PIEDRA.

 


Habíamos arrimado la piedra elegida, muy plana, que tenía forma de triángulo. Una de las esquinas era angosta, las otras de forma redonda y suave. Pesaba muchísimo sobre nuestros seis brazos que la erguían a duras penas.
De niños jugábamos a ver que pasaba. El futuro era el próximo segundo, que debería existir de forma somera e intangible. Las dudas se resolvían al instante, como si el tiempo tuviera esa linealidad infinita, y en realidad no existiera.
En el monte, desde aquella atalaya, las suaves colinas no tenían final. Desde aquella altura, sobre el fondo del valle se veía el camino como una serpiente que se acercaba al abismo, lleno de colores, manchas adornadas sobre el rosado y el magenta, el blanco del brezo, o los xestales amarillos que lo cubrían todo con una hermosa anarquía.

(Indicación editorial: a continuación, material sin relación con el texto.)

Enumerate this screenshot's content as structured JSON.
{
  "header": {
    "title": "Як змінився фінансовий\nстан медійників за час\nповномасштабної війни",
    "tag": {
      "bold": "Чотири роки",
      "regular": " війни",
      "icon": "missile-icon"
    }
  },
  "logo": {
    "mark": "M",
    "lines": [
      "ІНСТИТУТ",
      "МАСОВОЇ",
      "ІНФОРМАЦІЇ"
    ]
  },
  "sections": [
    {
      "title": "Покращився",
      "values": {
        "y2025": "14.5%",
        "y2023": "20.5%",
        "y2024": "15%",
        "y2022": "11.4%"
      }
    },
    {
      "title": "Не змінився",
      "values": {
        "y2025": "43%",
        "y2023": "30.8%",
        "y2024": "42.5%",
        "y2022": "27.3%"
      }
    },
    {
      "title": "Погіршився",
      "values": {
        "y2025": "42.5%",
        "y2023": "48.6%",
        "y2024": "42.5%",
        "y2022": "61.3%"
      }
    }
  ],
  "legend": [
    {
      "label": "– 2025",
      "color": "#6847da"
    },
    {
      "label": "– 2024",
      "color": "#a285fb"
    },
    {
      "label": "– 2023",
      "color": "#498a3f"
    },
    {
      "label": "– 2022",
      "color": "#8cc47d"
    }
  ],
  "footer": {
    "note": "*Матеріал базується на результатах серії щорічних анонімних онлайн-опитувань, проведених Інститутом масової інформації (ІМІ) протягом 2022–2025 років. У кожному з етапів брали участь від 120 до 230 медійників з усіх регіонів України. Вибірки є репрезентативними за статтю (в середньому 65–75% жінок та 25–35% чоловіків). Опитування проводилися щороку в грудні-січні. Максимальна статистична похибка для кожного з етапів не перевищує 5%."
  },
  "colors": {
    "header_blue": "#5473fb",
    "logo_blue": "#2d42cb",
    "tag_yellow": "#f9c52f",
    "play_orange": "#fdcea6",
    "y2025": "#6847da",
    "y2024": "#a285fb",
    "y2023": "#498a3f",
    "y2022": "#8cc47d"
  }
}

Jugábamos contra la luz para ver el secreto de sus colores, y sentir el sonido del agua, tan salvaje, deshaciéndose en espuma desde la altura de los peñascos del Xistral.

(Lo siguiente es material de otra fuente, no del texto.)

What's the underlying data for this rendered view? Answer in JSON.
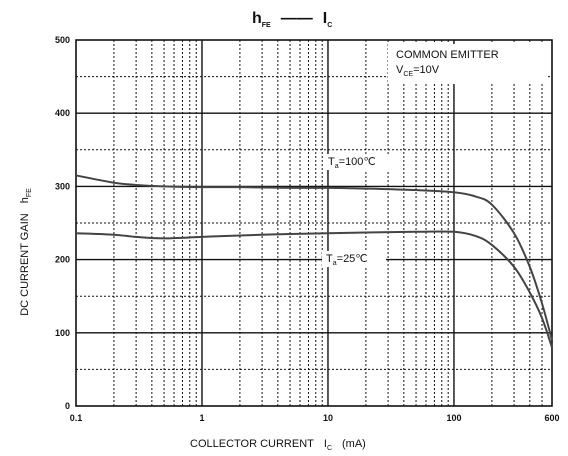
{
  "chart_data": {
    "type": "line",
    "title": {
      "main": "h",
      "main_sub": "FE",
      "dash": "——",
      "second": "I",
      "second_sub": "C"
    },
    "xlabel": {
      "main": "COLLECTOR CURRENT",
      "symbol": "I",
      "symbol_sub": "C",
      "unit": "(mA)"
    },
    "ylabel": {
      "main": "DC CURRENT GAIN",
      "symbol": "h",
      "symbol_sub": "FE"
    },
    "xscale": "log",
    "xlim": [
      0.1,
      600
    ],
    "ylim": [
      0,
      500
    ],
    "grid": true,
    "x_tick_labels": [
      {
        "value": 0.1,
        "label": "0.1"
      },
      {
        "value": 1,
        "label": "1"
      },
      {
        "value": 10,
        "label": "10"
      },
      {
        "value": 100,
        "label": "100"
      },
      {
        "value": 600,
        "label": "600"
      }
    ],
    "y_tick_labels": [
      {
        "value": 0,
        "label": "0"
      },
      {
        "value": 100,
        "label": "100"
      },
      {
        "value": 200,
        "label": "200"
      },
      {
        "value": 300,
        "label": "300"
      },
      {
        "value": 400,
        "label": "400"
      },
      {
        "value": 500,
        "label": "500"
      }
    ],
    "annotations": {
      "condition_line1": "COMMON EMITTER",
      "condition_line2": {
        "main": "V",
        "sub": "CE",
        "rest": "=10V"
      },
      "series1_label": {
        "main": "T",
        "sub": "a",
        "rest": "=100℃"
      },
      "series2_label": {
        "main": "T",
        "sub": "a",
        "rest": "=25℃"
      }
    },
    "series": [
      {
        "name": "Ta=100℃",
        "x": [
          0.1,
          0.2,
          0.3,
          0.5,
          1,
          2,
          5,
          10,
          20,
          50,
          100,
          150,
          200,
          300,
          400,
          500,
          600
        ],
        "y": [
          315,
          305,
          302,
          300,
          299,
          299,
          298,
          298,
          297,
          295,
          292,
          286,
          275,
          236,
          190,
          140,
          90
        ]
      },
      {
        "name": "Ta=25℃",
        "x": [
          0.1,
          0.2,
          0.3,
          0.5,
          1,
          2,
          5,
          10,
          20,
          50,
          100,
          150,
          200,
          300,
          400,
          500,
          600
        ],
        "y": [
          236,
          234,
          231,
          229,
          231,
          233,
          235,
          236,
          237,
          238,
          238,
          232,
          220,
          190,
          155,
          120,
          80
        ]
      }
    ]
  }
}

La gran piedra era la causa. A duras penas la pusimos de pie por el lado más afilado, el efecto era soltarla al unísono antes de que cediésemos por su peso.

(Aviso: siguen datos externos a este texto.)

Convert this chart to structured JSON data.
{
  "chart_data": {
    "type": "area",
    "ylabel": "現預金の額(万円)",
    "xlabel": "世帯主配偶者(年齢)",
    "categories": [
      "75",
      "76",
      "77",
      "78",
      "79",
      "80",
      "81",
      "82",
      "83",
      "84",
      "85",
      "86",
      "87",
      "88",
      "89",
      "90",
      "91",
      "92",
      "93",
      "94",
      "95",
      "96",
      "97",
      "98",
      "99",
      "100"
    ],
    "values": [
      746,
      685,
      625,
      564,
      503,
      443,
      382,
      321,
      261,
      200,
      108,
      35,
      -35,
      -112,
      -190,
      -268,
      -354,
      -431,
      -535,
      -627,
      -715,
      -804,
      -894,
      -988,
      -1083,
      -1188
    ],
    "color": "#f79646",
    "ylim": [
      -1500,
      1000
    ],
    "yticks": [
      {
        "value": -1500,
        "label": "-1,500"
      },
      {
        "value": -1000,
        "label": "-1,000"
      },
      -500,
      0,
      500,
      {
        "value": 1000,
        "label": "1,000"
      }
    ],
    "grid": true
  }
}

Y verla dando vueltas, a veces como si quisiese subir al cielo, desapareciendo y apareciendo vertiginosamente.
Dejando un rastro de arbustos quebrados, y cuanto más lejos más silencio.
-Luego.
Escuchábamos. Y escuchábamos.
Era el juego.
Jugábamos con la fortuna. Podíamos hacer realidad la existencial incertidumbre de algún peregrino que iba hasta Santiago. Y que quizás gritase, por última vez horrorizado, por el camino que subía hasta Baralla.